Higher income earners expecting a tax refund this year might want to choose some investment options that may help not only them, but perhaps their children and grandchildren, too.
The average tax refund for Canadians in the 2012 tax year equalled $1,620, according to the Canada Revenue Agency. It may not sound like a windfall, but it could be a great start to helping the next generation save for his or her higher education.
Canada’s registered education savings plan (RESP) is a tax-sheltered investment vehicle used mostly by parents to save for their children’s postsecondary education. But investment and tax experts alike say that grandparents should look at this as an option – as about 58 per cent of the country’s high-income earners (more than $150,000 a year) are between 45 and 64 years old, according to Statistics Canada.
Sandra Abley’s clients – often high-net-worth earners in their 50s and 60s – have usually maxed out their registered retirement saving plans (RRSPs), paid off their mortgages, and have little or no other debt. The senior manager of high-net-worth planning at TD Wealth, based in Vancouver, says RESPs are a great option for older generations, but there are some tricks to ensure you can get the most out of your investment, hassle free.
“I actually don’t like the grandparents opening RESPs in their own name for their grandchildren because if they pass away, there are a whole bunch of estate implications,” Ms. Abley says. “So I like the grandparents to open it in their adult children’s name for the grandchildren.”
Before 2007, there were several restrictions on the use of RESPs that made them a much less appealing investment option, such as a $4,000 yearly contribution limit. But that has been removed (though there is a lifetime contribution limit of $50,000). And an added incentive is the Canada Education Savings Grant, which is money the federal government will add to the RESP, including 20 per cent on every dollar of the first $2,500 saved each year, up to $7,200. The recipient is eligible for these grants until he or she turns 17.
That money can be used for purchases outside of tuition, as long as the recipient is in school, Ms. Abley explains. This can include housing, transportation and supplies.
“The crazy thing about RESPs is there is no mandatory requirement to show a financial institution receipt. So once the kids are actually in postsecondary school, registered, paying full-time tuition … the child can use the RESP money to buy a house, to buy a car,” she says. To take out money from an RESP, the beneficiary must show proof of enrolment, but after that, “there’s no rule that says it all has to go to tuition.”
But Ms. Abley is quick to add that, while there are exceptions to what can be purchased with money from an RESP account, these should be heavily researched to avoid extra taxes and other financial implications.
Education is not the only area to examine for refund possibilities. One option is the registered disability savings plan, or RDSP, says Edmonton-based Deanna Muise, tax partner at Kingston Ross Pasnak LLP.
The RDSP was introduced in the 2007 federal budget as a financial vehicle to help save for a disabled person’s long-term financial security and it also comes with a government money-match to help encourage its use. RDSP grants and bonds can equal up to $3,500 a year, depending on family income and contribution amount. Of course, this applies only to a smaller percentage of the population, Ms. Muise says. But, for this reason, it is often overlooked.

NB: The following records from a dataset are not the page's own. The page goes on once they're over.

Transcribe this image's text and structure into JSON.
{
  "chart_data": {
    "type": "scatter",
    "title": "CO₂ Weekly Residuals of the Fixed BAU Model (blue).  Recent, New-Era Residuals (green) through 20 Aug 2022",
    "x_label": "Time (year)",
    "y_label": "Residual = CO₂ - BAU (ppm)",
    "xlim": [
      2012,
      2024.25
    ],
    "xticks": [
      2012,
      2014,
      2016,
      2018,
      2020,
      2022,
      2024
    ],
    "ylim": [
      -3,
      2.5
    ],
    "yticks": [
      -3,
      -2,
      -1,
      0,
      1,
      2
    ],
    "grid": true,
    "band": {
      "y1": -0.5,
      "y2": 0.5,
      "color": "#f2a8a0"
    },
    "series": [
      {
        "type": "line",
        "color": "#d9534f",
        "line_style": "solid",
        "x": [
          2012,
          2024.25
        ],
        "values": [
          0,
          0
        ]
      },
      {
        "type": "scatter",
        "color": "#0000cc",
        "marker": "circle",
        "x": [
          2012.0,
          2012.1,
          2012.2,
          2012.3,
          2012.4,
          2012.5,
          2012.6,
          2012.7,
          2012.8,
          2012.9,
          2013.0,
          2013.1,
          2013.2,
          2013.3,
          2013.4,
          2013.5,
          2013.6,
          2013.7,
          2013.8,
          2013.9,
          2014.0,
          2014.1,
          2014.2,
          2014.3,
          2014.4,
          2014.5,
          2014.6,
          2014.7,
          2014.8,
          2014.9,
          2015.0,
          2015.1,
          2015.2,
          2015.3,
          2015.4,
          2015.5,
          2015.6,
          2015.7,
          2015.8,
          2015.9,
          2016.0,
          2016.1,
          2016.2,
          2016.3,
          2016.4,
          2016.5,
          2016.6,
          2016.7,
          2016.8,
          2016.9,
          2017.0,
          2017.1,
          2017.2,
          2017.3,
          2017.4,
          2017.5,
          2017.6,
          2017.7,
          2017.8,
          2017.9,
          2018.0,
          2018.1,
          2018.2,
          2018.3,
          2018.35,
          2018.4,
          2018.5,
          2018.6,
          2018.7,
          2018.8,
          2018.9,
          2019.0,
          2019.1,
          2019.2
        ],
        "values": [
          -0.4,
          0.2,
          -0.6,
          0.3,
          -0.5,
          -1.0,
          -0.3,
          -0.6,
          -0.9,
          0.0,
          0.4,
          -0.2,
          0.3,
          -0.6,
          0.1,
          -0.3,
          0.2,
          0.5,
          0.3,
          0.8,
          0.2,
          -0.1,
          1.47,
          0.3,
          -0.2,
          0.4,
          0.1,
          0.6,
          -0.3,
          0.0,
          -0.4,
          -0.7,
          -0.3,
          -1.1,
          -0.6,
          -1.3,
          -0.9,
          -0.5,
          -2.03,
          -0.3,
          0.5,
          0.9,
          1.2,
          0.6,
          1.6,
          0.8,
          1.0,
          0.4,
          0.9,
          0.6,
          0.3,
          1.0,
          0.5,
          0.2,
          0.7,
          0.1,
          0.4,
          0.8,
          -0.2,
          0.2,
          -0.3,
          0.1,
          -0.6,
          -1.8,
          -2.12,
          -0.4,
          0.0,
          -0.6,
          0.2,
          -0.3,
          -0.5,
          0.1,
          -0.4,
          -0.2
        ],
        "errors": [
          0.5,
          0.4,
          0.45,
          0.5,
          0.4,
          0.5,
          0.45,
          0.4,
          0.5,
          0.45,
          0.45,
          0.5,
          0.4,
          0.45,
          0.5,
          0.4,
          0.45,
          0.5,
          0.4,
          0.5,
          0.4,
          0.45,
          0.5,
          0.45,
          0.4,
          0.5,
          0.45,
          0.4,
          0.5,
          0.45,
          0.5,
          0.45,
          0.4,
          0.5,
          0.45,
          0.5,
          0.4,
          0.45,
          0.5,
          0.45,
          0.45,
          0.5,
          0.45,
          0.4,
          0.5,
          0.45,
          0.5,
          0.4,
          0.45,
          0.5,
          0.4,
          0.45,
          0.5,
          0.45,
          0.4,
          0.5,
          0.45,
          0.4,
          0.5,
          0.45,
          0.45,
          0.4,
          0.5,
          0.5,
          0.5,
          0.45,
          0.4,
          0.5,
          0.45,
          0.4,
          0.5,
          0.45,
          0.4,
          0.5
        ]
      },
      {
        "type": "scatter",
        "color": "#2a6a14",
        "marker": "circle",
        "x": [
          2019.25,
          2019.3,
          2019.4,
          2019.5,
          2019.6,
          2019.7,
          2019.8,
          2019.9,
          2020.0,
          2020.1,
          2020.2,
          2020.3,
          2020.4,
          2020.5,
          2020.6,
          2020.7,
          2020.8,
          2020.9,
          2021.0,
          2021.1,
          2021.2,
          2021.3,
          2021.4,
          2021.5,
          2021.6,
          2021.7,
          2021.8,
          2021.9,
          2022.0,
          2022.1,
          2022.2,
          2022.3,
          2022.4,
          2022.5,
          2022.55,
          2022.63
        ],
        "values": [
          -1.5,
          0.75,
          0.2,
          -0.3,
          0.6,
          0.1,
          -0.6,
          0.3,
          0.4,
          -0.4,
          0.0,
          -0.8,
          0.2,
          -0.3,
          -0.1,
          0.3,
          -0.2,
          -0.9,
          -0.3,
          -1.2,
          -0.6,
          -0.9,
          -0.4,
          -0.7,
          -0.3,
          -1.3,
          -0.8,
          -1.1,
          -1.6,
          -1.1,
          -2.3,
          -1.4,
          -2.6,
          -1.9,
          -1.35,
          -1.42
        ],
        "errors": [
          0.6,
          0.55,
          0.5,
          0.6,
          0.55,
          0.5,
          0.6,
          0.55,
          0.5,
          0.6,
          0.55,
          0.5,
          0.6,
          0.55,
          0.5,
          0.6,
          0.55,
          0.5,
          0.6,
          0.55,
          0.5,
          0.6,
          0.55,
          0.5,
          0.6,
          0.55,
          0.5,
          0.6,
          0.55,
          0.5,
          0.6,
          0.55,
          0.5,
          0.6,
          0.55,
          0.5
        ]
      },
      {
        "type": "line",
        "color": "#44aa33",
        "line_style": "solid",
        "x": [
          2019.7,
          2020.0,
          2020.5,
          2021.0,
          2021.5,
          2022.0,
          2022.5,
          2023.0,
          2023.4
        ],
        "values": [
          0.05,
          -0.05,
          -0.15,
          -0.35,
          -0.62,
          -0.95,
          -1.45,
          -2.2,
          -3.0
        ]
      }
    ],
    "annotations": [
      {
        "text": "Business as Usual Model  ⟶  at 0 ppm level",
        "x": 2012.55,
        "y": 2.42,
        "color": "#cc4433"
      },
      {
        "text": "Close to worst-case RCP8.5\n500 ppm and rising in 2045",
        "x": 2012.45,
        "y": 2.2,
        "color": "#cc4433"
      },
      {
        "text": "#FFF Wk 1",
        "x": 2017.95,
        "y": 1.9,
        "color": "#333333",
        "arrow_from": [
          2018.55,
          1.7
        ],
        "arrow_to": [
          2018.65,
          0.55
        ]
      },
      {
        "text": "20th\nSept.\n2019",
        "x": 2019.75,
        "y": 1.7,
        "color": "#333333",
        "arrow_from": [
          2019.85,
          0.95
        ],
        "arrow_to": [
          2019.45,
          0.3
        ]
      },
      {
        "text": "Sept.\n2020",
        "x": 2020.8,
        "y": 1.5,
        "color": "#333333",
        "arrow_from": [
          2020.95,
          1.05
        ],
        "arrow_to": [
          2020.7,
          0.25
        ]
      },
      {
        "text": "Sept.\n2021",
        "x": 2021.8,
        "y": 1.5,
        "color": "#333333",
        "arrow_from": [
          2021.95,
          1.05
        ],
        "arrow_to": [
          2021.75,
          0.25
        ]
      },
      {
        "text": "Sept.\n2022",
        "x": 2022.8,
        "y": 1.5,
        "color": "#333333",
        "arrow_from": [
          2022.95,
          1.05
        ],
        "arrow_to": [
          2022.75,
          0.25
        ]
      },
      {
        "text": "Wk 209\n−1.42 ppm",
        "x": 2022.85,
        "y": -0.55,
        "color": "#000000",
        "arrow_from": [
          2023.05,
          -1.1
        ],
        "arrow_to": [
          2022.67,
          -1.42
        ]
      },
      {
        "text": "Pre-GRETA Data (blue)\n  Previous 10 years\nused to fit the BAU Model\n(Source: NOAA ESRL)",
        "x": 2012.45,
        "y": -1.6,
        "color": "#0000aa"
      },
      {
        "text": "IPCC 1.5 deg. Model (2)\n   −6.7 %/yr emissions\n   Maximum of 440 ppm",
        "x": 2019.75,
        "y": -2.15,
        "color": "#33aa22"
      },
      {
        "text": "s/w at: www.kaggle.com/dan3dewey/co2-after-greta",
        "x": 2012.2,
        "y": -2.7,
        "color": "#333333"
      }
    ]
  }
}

There are many options for what to do with a tax refund, but Clay Gillespie, managing director at Rogers Group Financial Advisors Ltd. in Vancouver, says people who are seeing dollar signs at tax time should have a look at what they’re doing wrong.
“The first thing that I would have people do if they got a big tax refund is figure out why, because you’d rather not get one,” he says. “Most people think tax refunds are good things. It’s better than owing, don’t get me wrong, but it’s not a good thing to have because that means you just lent a bunch of money to the government for the year.”
But if the money is already refunded, Mr. Gillespie has some suggestions: Take care of any high-interest debt first – no matter how small.
“I would lean towards credit-card debt, RRSPs, paying off other debt, then down to tax free savings accounts if I was putting this into a hierarchy.”
No matter what the tax bracket or refund situation, people should avoid the trap of counting on any kind of tax refund as a guarantee and spending it before it arrives, as they may be reassessed, their income may fluctuate, or they may simply have miscalculated.
If your inclination is to say, “Look at that, it’s free money, I’m going to take a vacation,” you could get into financial trouble, Mr. Gillespie says.
“You should plan your vacation ahead of time and put it into your budget to make sure you can afford it.”